Su Nzonzi e la coesistenza con De Rossi.
Andate sempre molto avanti. Si è allenato una volta con la squadra e non sarà convocato, si deve rimettere in condizione perché ha fatto pochissimi allenamenti a Siviglia. E’ un campione del mondo e avrà festeggiato giustamente la grande vittoria della Francia. Può giocare con De Rossi, ho dimostrato di non essere integralista e si può pensare a diverse soluzioni, ma non è detto che lo farò mai. Si può creare un dualismo, ma possono coesistere.

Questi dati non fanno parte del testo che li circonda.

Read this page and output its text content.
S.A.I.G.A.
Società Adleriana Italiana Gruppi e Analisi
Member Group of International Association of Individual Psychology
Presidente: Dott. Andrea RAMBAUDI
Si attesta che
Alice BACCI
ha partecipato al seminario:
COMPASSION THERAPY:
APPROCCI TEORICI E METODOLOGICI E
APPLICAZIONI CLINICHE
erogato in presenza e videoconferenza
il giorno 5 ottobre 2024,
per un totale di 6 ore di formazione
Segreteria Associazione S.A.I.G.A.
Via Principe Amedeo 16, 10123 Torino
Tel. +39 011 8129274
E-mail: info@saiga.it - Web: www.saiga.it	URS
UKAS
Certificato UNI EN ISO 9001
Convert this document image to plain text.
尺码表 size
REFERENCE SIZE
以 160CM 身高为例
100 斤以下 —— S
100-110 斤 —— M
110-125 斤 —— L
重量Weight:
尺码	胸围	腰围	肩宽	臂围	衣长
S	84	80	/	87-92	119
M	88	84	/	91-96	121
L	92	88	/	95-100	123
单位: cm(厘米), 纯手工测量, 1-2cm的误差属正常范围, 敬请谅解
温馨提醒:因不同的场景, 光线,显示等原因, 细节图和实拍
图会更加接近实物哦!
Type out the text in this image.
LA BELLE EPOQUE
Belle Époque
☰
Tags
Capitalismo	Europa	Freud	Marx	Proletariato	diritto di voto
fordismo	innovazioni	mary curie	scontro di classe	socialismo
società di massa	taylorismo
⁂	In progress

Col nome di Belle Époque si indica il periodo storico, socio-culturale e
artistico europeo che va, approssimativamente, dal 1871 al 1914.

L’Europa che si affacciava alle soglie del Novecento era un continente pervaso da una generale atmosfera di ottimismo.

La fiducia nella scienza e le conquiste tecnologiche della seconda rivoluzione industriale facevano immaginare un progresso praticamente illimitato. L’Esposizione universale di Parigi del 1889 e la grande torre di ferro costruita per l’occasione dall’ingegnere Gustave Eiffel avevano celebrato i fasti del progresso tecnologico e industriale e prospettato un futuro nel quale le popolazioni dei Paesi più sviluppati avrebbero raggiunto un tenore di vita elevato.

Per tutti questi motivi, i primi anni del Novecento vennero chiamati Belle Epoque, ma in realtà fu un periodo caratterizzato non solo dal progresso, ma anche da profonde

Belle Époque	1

Se avesse potuto decidere, avrebbe fatto giocare la Serie A dopo il disastro di Genova?
Colgo l’occasione per essere vicino ai familiari. E’ stato come in un film vedendo le immagini, un paradosso. Giusto rinviare la gara di Genoa e Samp, ma giusto anche che noi giochiamo e onoriamo, cercando di dare un segnale di continuità, di serietà, di sport e modo di fare. Se non avessimo giocato saremmo andati al mare, a teatro o a fare shopping. Fossimo rimasti in casa a pregare avrei accettato questo discorso, ma credo sia giusto giocare con rispetto per ciò che è accaduto.

Cosa manca alla Roma?
Sono state fatte tante scelte legate anche alle cessioni. Sono arrivati tanti giocatori, più che parlare di quantità si deve parlare di qualità. C’è tanta prospettiva e giocatori pronti.

Alisson sostituito bene?
Non era facile visto che parliamo di uno dei migliori, se non il migliore al mondo. Olsen si è messo subito a disposizione ha mostrato qualità importanti al Mondiale, spero le faccia vedere a Roma a partire da domani perché sarà titolare.

Che effetto le ha fatto vedere squadre che sono arrivate dietro la Roma trattare giocatori come Modric, Vidal o Milinkovic?
Anche noi abbiamo parlato di Messi, poi tra il dire e il fare c’è di mezzo il mare. Si è parlato tanto. Molte si sono rinforzate, la Lazio ha messo dentro giocatori importanti, la Fiorentina e anche il Torino che affronteremo domani. Guardiamo anche quelle che non sono tra le grandi, che hanno inserito giocatori di qualità. Tutta la Serie A è migliorata. Il calcio italiano, a partire da Ronaldo, ha aumentato la qualità in campo e sarà un campionato più difficile. La partita di domani sarà molto difficile, sia per storia che per qualità del Torino. Mazzarri prepara le partite con una meticolosità e attenzione importanti.

Florenzi può giocare alto a destra o lo considera ancora terzino?
Dipende dalle partite che faremo, col Barcellona mi sono messo 3-4-3. Dipende sempre da quello che vuoi fare. Karsdorp è rientrato bene, ha avuto un piccolo infortunio nel suo percorso di rientro, non è al top ma è in crescita. Florenzi oggi, a me che piace lavorare su determinati concetti, lo ritengo ancora un terzino, sapendo che può fare con facilità anche l’esterno alto con caratteristiche differenti da quelle che cerco solitamente.

Organico migliorato rispetto alla scorsa stagione?
Lo vedremo con il tempo, con i risultati e con la crescita dei ragazzi, dirlo adesso è inopportuno. Sono partiti giocatori importanti, è saltato qualcuno che avevamo cercato, ma sono contento di quelli che abbiamo messo dentro, sia come giocatori che come uomini. Visto che in altre nazioni il mercato è ancora aperto possiamo ancora intervenire per sfoltire la rosa dato che abbiamo davvero tanti giocatori.